A breath. Then another. I forced my fingers to release their grip, one by one, swallowing against the nausea crawling up my throat. The truck’s interior felt too small, the air thick.

“Hunter?” Jada’s voice was soft, careful.

I didn’t look at her. Couldn’t. I already knew what I’d see—concern, exhaustion, something else creeping in at the edges. Something like trust.

I wasn’t the man for that. Not now. Probably not ever.

Talking to her as we drove had taken every bit of focus I had. Now that we were in relative safety, I had very little left in me.

I forced myself out of the truck and over to the door leading inside the house. The keypad was just an arm’s length away, but when I reached for it, my hand didn’t cooperate. My vision went swimmy, the numbers smearing together. I gritted my teeth, blinking fast, forcing my body to obey.

I barely got the code in, my fingers shaking against the keypad. The numbers blurred, edges soft, like my brain was short-circuiting.Get it fucking together, Everett.
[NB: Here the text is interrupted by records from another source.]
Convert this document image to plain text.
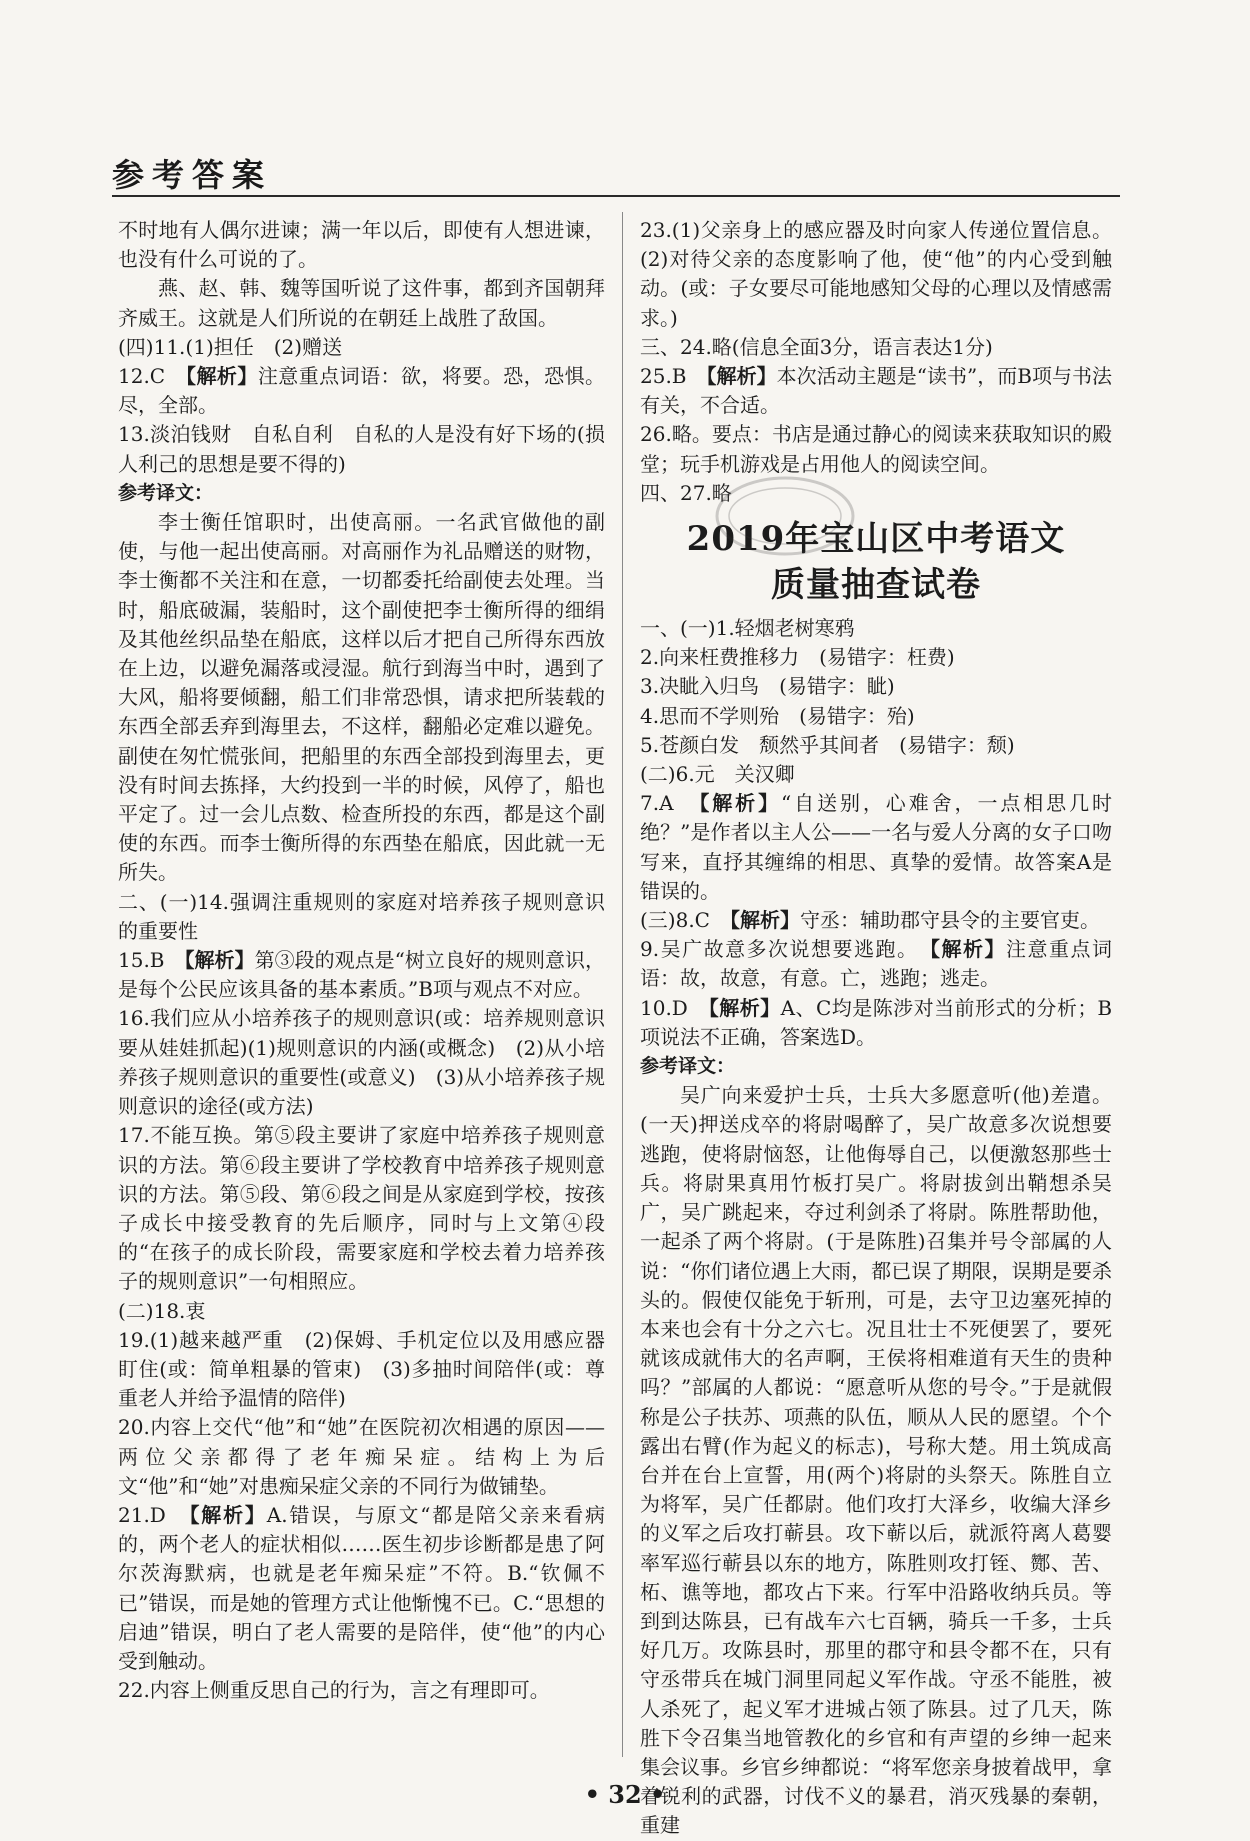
参考答案

不时地有人偶尔进谏；满一年以后，即使有人想进谏，也没有什么可说的了。

燕、赵、韩、魏等国听说了这件事，都到齐国朝拜齐威王。这就是人们所说的在朝廷上战胜了敌国。

(四)11.(1)担任　(2)赠送

12.C　【解析】注意重点词语：欲，将要。恐，恐惧。尽，全部。

13.淡泊钱财　自私自利　自私的人是没有好下场的(损人利己的思想是要不得的)

参考译文：

李士衡任馆职时，出使高丽。一名武官做他的副使，与他一起出使高丽。对高丽作为礼品赠送的财物，李士衡都不关注和在意，一切都委托给副使去处理。当时，船底破漏，装船时，这个副使把李士衡所得的细绢及其他丝织品垫在船底，这样以后才把自己所得东西放在上边，以避免漏落或浸湿。航行到海当中时，遇到了大风，船将要倾翻，船工们非常恐惧，请求把所装载的东西全部丢弃到海里去，不这样，翻船必定难以避免。副使在匆忙慌张间，把船里的东西全部投到海里去，更没有时间去拣择，大约投到一半的时候，风停了，船也平定了。过一会儿点数、检查所投的东西，都是这个副使的东西。而李士衡所得的东西垫在船底，因此就一无所失。

二、(一)14.强调注重规则的家庭对培养孩子规则意识的重要性

15.B　【解析】第③段的观点是“树立良好的规则意识，是每个公民应该具备的基本素质。”B项与观点不对应。

16.我们应从小培养孩子的规则意识(或：培养规则意识要从娃娃抓起)(1)规则意识的内涵(或概念)　(2)从小培养孩子规则意识的重要性(或意义)　(3)从小培养孩子规则意识的途径(或方法)

17.不能互换。第⑤段主要讲了家庭中培养孩子规则意识的方法。第⑥段主要讲了学校教育中培养孩子规则意识的方法。第⑤段、第⑥段之间是从家庭到学校，按孩子成长中接受教育的先后顺序，同时与上文第④段的“在孩子的成长阶段，需要家庭和学校去着力培养孩子的规则意识”一句相照应。

(二)18.衷

19.(1)越来越严重　(2)保姆、手机定位以及用感应器盯住(或：简单粗暴的管束)　(3)多抽时间陪伴(或：尊重老人并给予温情的陪伴)

20.内容上交代“他”和“她”在医院初次相遇的原因——两位父亲都得了老年痴呆症。结构上为后文“他”和“她”对患痴呆症父亲的不同行为做铺垫。

21.D　【解析】A.错误，与原文“都是陪父亲来看病的，两个老人的症状相似……医生初步诊断都是患了阿尔茨海默病，也就是老年痴呆症”不符。B.“钦佩不已”错误，而是她的管理方式让他惭愧不已。C.“思想的启迪”错误，明白了老人需要的是陪伴，使“他”的内心受到触动。

22.内容上侧重反思自己的行为，言之有理即可。

23.(1)父亲身上的感应器及时向家人传递位置信息。(2)对待父亲的态度影响了他，使“他”的内心受到触动。(或：子女要尽可能地感知父母的心理以及情感需求。)

三、24.略(信息全面3分，语言表达1分)

25.B　【解析】本次活动主题是“读书”，而B项与书法有关，不合适。

26.略。要点：书店是通过静心的阅读来获取知识的殿堂；玩手机游戏是占用他人的阅读空间。

四、27.略

2019年宝山区中考语文
质量抽查试卷

一、(一)1.轻烟老树寒鸦

2.向来枉费推移力　(易错字：枉费)

3.决眦入归鸟　(易错字：眦)

4.思而不学则殆　(易错字：殆)

5.苍颜白发　颓然乎其间者　(易错字：颓)

(二)6.元　关汉卿

7.A　【解析】“自送别，心难舍，一点相思几时绝？”是作者以主人公——一名与爱人分离的女子口吻写来，直抒其缠绵的相思、真挚的爱情。故答案A是错误的。

(三)8.C　【解析】守丞：辅助郡守县令的主要官吏。

9.吴广故意多次说想要逃跑。　【解析】注意重点词语：故，故意，有意。亡，逃跑；逃走。

10.D　【解析】A、C均是陈涉对当前形式的分析；B项说法不正确，答案选D。

参考译文：

吴广向来爱护士兵，士兵大多愿意听(他)差遣。(一天)押送戍卒的将尉喝醉了，吴广故意多次说想要逃跑，使将尉恼怒，让他侮辱自己，以便激怒那些士兵。将尉果真用竹板打吴广。将尉拔剑出鞘想杀吴广，吴广跳起来，夺过利剑杀了将尉。陈胜帮助他，一起杀了两个将尉。(于是陈胜)召集并号令部属的人说：“你们诸位遇上大雨，都已误了期限，误期是要杀头的。假使仅能免于斩刑，可是，去守卫边塞死掉的本来也会有十分之六七。况且壮士不死便罢了，要死就该成就伟大的名声啊，王侯将相难道有天生的贵种吗？”部属的人都说：“愿意听从您的号令。”于是就假称是公子扶苏、项燕的队伍，顺从人民的愿望。个个露出右臂(作为起义的标志)，号称大楚。用土筑成高台并在台上宣誓，用(两个)将尉的头祭天。陈胜自立为将军，吴广任都尉。他们攻打大泽乡，收编大泽乡的义军之后攻打蕲县。攻下蕲以后，就派符离人葛婴率军巡行蕲县以东的地方，陈胜则攻打铚、酂、苦、柘、谯等地，都攻占下来。行军中沿路收纳兵员。等到到达陈县，已有战车六七百辆，骑兵一千多，士兵好几万。攻陈县时，那里的郡守和县令都不在，只有守丞带兵在城门洞里同起义军作战。守丞不能胜，被人杀死了，起义军才进城占领了陈县。过了几天，陈胜下令召集当地管教化的乡官和有声望的乡绅一起来集会议事。乡官乡绅都说：“将军您亲身披着战甲，拿着锐利的武器，讨伐不义的暴君，消灭残暴的秦朝，重建

• 32 •
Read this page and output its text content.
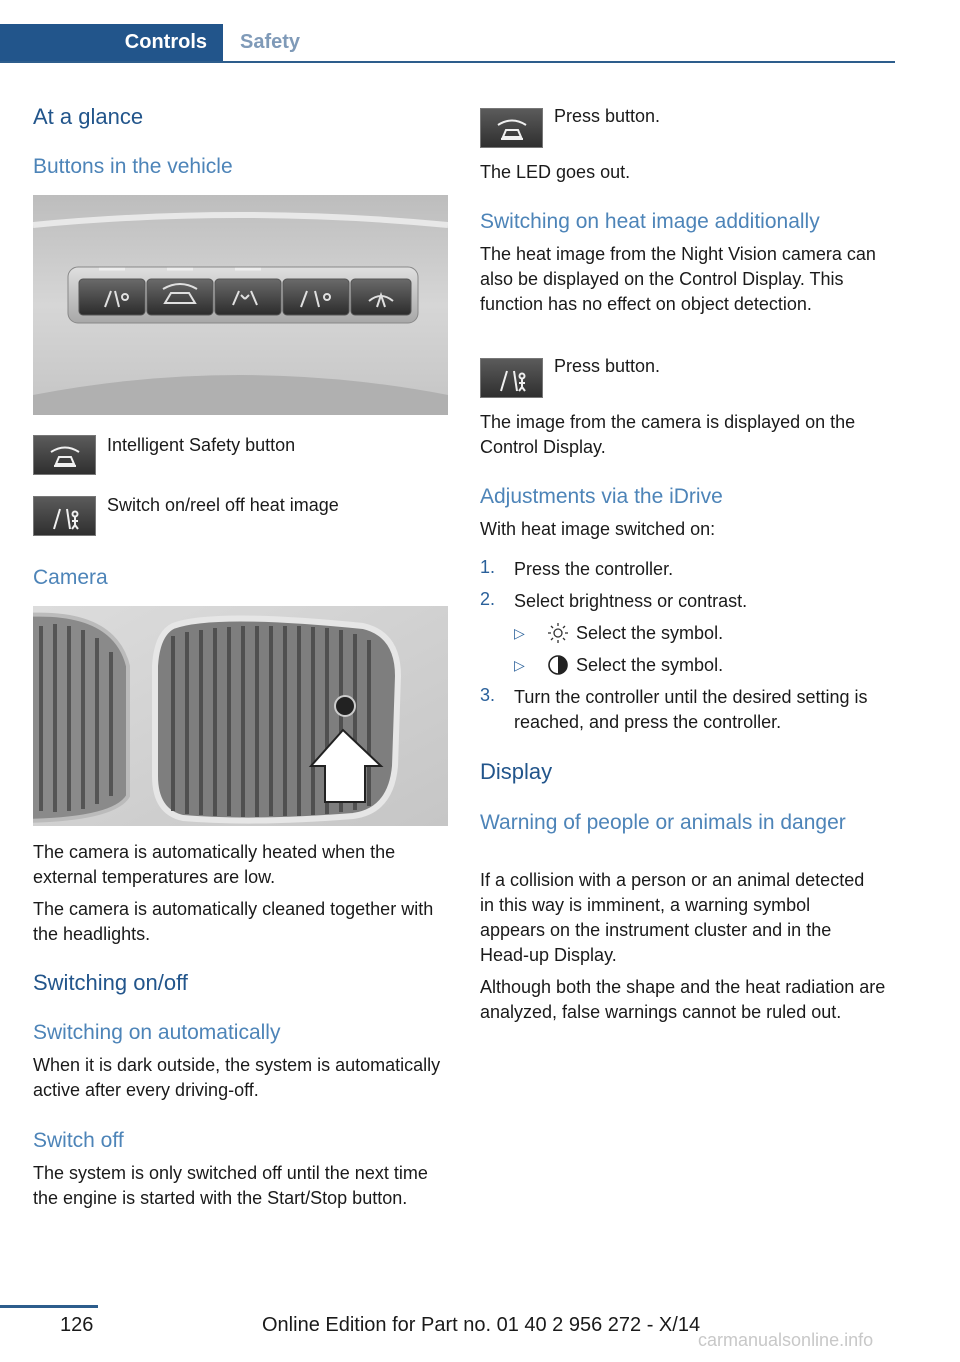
Controls Safety
At a glance
Buttons in the vehicle
Intelligent Safety button
Switch on/reel off heat image
Camera
The camera is automatically heated when the external temperatures are low.
The camera is automatically cleaned together with the headlights.
Switching on/off
Switching on automatically
When it is dark outside, the system is automatically active after every driving-off.
Switch off
The system is only switched off until the next time the engine is started with the Start/Stop button.
Press button.
The LED goes out.
Switching on heat image additionally
The heat image from the Night Vision camera can also be displayed on the Control Display. This function has no effect on object detection.
Press button.
The image from the camera is displayed on the Control Display.
Adjustments via the iDrive
With heat image switched on:
1. Press the controller.
2. Select brightness or contrast.
▷	Select the symbol.
▷	Select the symbol.
3. Turn the controller until the desired setting is reached, and press the controller.
Display
Warning of people or animals in danger
If a collision with a person or an animal detected in this way is imminent, a warning symbol appears on the instrument cluster and in the Head-up Display.
Although both the shape and the heat radiation are analyzed, false warnings cannot be ruled out.
126	Online Edition for Part no. 01 40 2 956 272 - X/14
carmanualsonline.info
I forced my hand steady enough to hit the last digit. The lock released with a soft beep, but the sound barely cut through the ringing in my ears.

Jada stepped inside first, hesitant. I followed, shutting the door behind us. Locking it. Locking myself in.

She turned to me, waiting, expectation heavy in the space between us. I didn’t let her get a word out.

“I need to be alone.” My voice came out too sharp, too rough, but I didn’t fix it. “Do whatever you want. Just don’t leave the house. You’re safe here.”

She flinched, just a flicker, but I caught it. The way her shoulders stiffened. The way something inside her pulled back.